KAMPALA, UGANDA — During halftime in the locker room, Faridah Bulega is fired up as she talks to her team, Kampala Queens.
“This is our home; they cannot defeat us on our own turf,” Bulega shouts, as the players clap and cheer.
She’s mentally preparing them for the second half of a game in the FUFA Women Elite League. FUFA stands for the Federation of Uganda Football Associations.
Bulega has been playing football since before she could even understand the rules.
“I started my football journey with the boys in my neighborhood,” she says. “We kicked a ball made out of banana fiber.”
At age 14, she had dropped out of school and was working as a taxi conductor. But she found a new life for herself in football. Over the last decade, she has been a player and a coach.
In 2015, she became the first female coach to lead Wakiso United, a men’s team.
“Coaching the men’s team was difficult in the beginning, because I was underestimated as a female coach,” Bulega says. “I was teased for about a month. Eventually, though, the players saw that I knew what I was doing from their personal knowledge about football.”
But after a year, she moved back to women’s football, coaching Kampala Queens. In September 2017, she was also named the head coach of Uganda Crested Cranes, the Uganda senior women national team.
Patricia Lindrio, GPJ Uganda
Cultural and social obstacles for women in football are easing worldwide, and Uganda is no exception. Across the country, the sport’s popularity is growing among players, but fans and parents of would-be players aren’t yet convinced.
Women need to support other women players, Bulega says, citing that as the reason she moved back to coaching women’s teams.
“I strongly believe that female coaches should coach female teams, because we understand each other and the struggle,” she says. “This is our sport. We need to build it.”
Uganda Women’s Football began to emerge in the 1990s but has been met with ongoing challenges.
Though faced with few places to play and a lack of funding, the women’s sport has come a long way, says Margaret Kubingi, chairperson of Uganda Women Football Association.
She says women are playing football in secondary schools and universities and on informal fields throughout the country. The Women Elite League is in its fourth season.

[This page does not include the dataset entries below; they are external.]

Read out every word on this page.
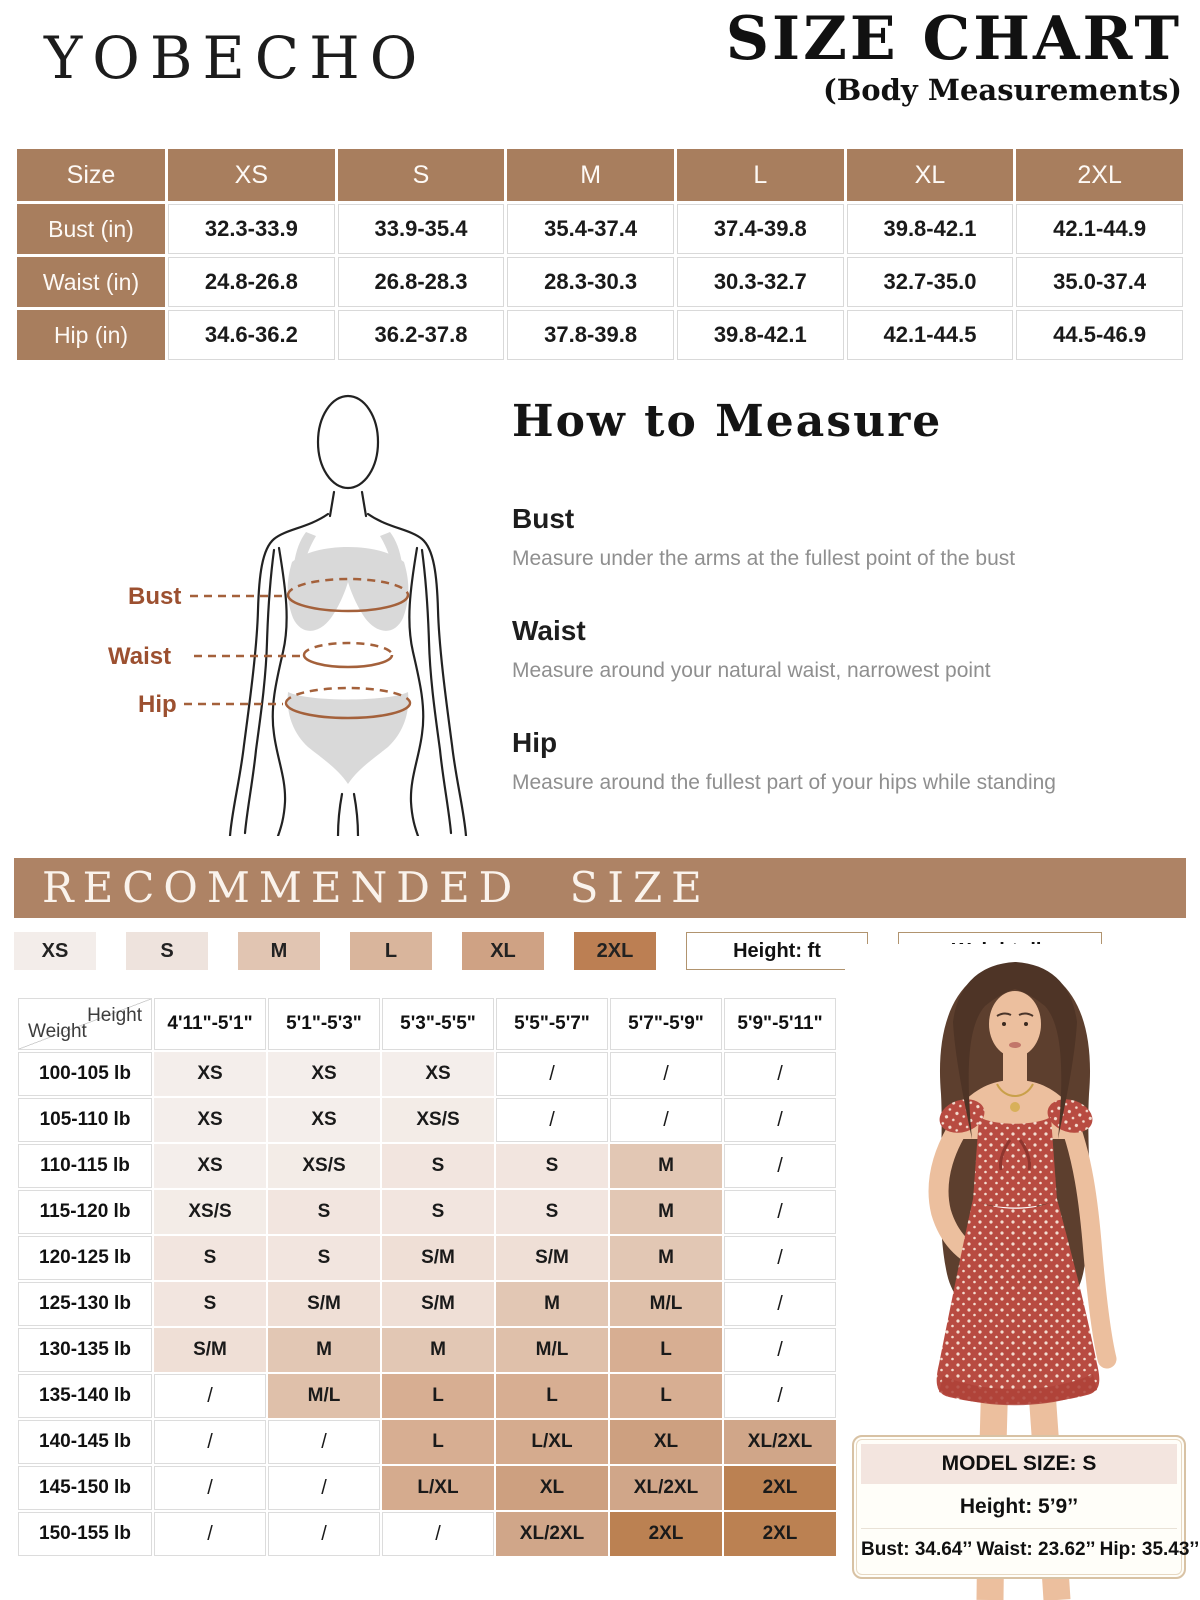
YOBECHO	SIZE CHART
(Body Measurements)
Size	XS	S	M	L	XL	2XL
Bust (in)	32.3-33.9	33.9-35.4	35.4-37.4	37.4-39.8	39.8-42.1	42.1-44.9
Waist (in)	24.8-26.8	26.8-28.3	28.3-30.3	30.3-32.7	32.7-35.0	35.0-37.4
Hip (in)	34.6-36.2	36.2-37.8	37.8-39.8	39.8-42.1	42.1-44.5	44.5-46.9
Bust
Waist
Hip
How to Measure
Bust

Measure under the arms at the fullest point of the bust

Waist

Measure around your natural waist, narrowest point

Hip

Measure around the fullest part of your hips while standing

RECOMMENDED SIZE
XS	S	M	L	XL	2XL	Height: ft
Height
Weight	4'11"-5'1"	5'1"-5'3"	5'3"-5'5"	5'5"-5'7"	5'7"-5'9"	5'9"-5'11"
100-105 lb	XS	XS	XS	/	/	/
105-110 lb	XS	XS	XS/S	/	/	/
110-115 lb	XS	XS/S	S	S	M	/
115-120 lb	XS/S	S	S	S	M	/
120-125 lb	S	S	S/M	S/M	M	/
125-130 lb	S	S/M	S/M	M	M/L	/
130-135 lb	S/M	M	M	M/L	L	/
135-140 lb	/	M/L	L	L	L	/
140-145 lb	/	/	L	L/XL	XL	XL/2XL
145-150 lb	/	/	L/XL	XL	XL/2XL	2XL
150-155 lb	/	/	/	XL/2XL	2XL	2XL
MODEL SIZE: S
Height: 5’9’’
Bust: 34.64’’ Waist: 23.62’’ Hip: 35.43’’
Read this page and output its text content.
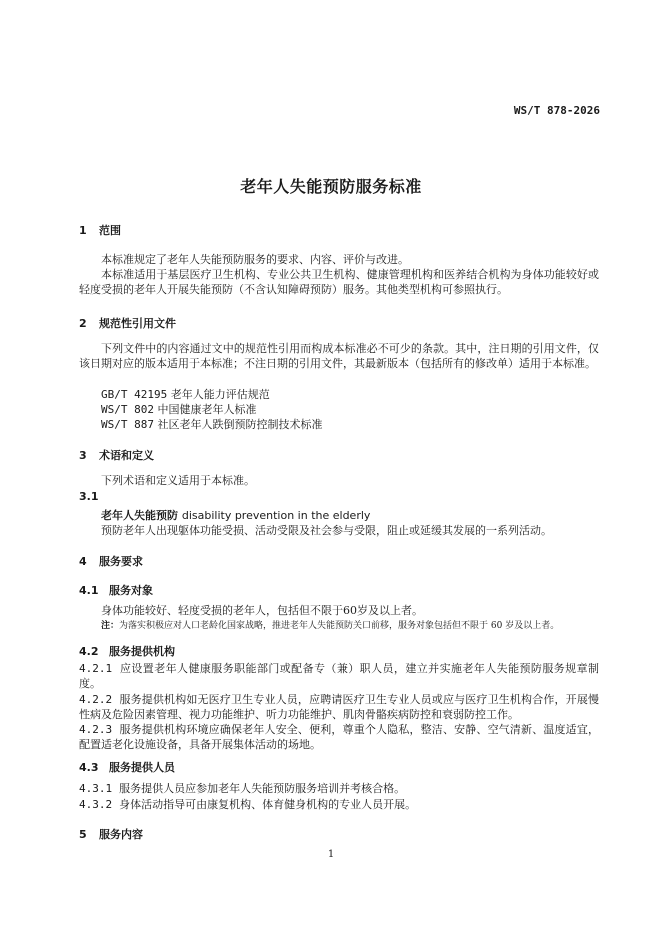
WS/T 878-2026
老年人失能预防服务标准
1 范围
本标准规定了老年人失能预防服务的要求、内容、评价与改进。
本标准适用于基层医疗卫生机构、专业公共卫生机构、健康管理机构和医养结合机构为身体功能较好或轻度受损的老年人开展失能预防（不含认知障碍预防）服务。其他类型机构可参照执行。
2 规范性引用文件
下列文件中的内容通过文中的规范性引用而构成本标准必不可少的条款。其中，注日期的引用文件，仅该日期对应的版本适用于本标准；不注日期的引用文件，其最新版本（包括所有的修改单）适用于本标准。
GB/T 42195 老年人能力评估规范
WS/T 802 中国健康老年人标准
WS/T 887 社区老年人跌倒预防控制技术标准
3 术语和定义
下列术语和定义适用于本标准。
3.1
老年人失能预防 disability prevention in the elderly
预防老年人出现躯体功能受损、活动受限及社会参与受限，阻止或延缓其发展的一系列活动。
4 服务要求
4.1 服务对象
身体功能较好、轻度受损的老年人，包括但不限于60岁及以上者。
注：为落实积极应对人口老龄化国家战略，推进老年人失能预防关口前移，服务对象包括但不限于 60 岁及以上者。
4.2 服务提供机构
4.2.1 应设置老年人健康服务职能部门或配备专（兼）职人员，建立并实施老年人失能预防服务规章制度。
4.2.2 服务提供机构如无医疗卫生专业人员，应聘请医疗卫生专业人员或应与医疗卫生机构合作，开展慢性病及危险因素管理、视力功能维护、听力功能维护、肌肉骨骼疾病防控和衰弱防控工作。
4.2.3 服务提供机构环境应确保老年人安全、便利，尊重个人隐私，整洁、安静、空气清新、温度适宜，配置适老化设施设备，具备开展集体活动的场地。
4.3 服务提供人员
4.3.1 服务提供人员应参加老年人失能预防服务培训并考核合格。
4.3.2 身体活动指导可由康复机构、体育健身机构的专业人员开展。
5 服务内容
1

“We want to train more women to take up positions in coaching, administration, as referees and in management,” Kubingi says. “The sport needs more female leaders if it’s to go to the next level.”
More women, and more money, Bulega says.
“We lack enough funding for exposure and to enable us excel,” she says, adding that girls have to walk farther to reach football facilities.
But the women who have made it to Bulega’s team say the struggle has been worth it.
“It is better for female coaches to coach female teams, because there are some personal things you cannot explain to a male coach,”says Cissy Nakiguba of Kampala Queens.
Bulega is the best female coach around, says Sylvia Nagawa, who retired as a Kampala Queens player and is now working alongside Bulega as a coach.
“When we both still played football, you could tell she was made to be a coach,” Nagawa says. “She could tell us what we were great at and how best to shine with our skills on the pitch.”
Patricia Lindrio, GPJ Uganda
A lack of popularity among fans is one obstacle to development of the women’s sport.
At a recent Queens match, fans were scattered around the field, and most seemed engaged.
“It’s actually my first time passing through here,” says Joshua Mukasa, a football fan. “I had no idea women play football in Uganda and, more so, play so well.”
Bulega says she doesn’t pay much attention to naysayers and is focused on building the sport she loves.
“I have been lucky to have people supporting and believing in me during my football journey,” she says, adding that most girls who want to enter the sport face significant challenges.
Kampala Queens won the match, and Bulega was pleased.
“Today’s game is over with a victory, but the struggle for our sport still continues,” she says.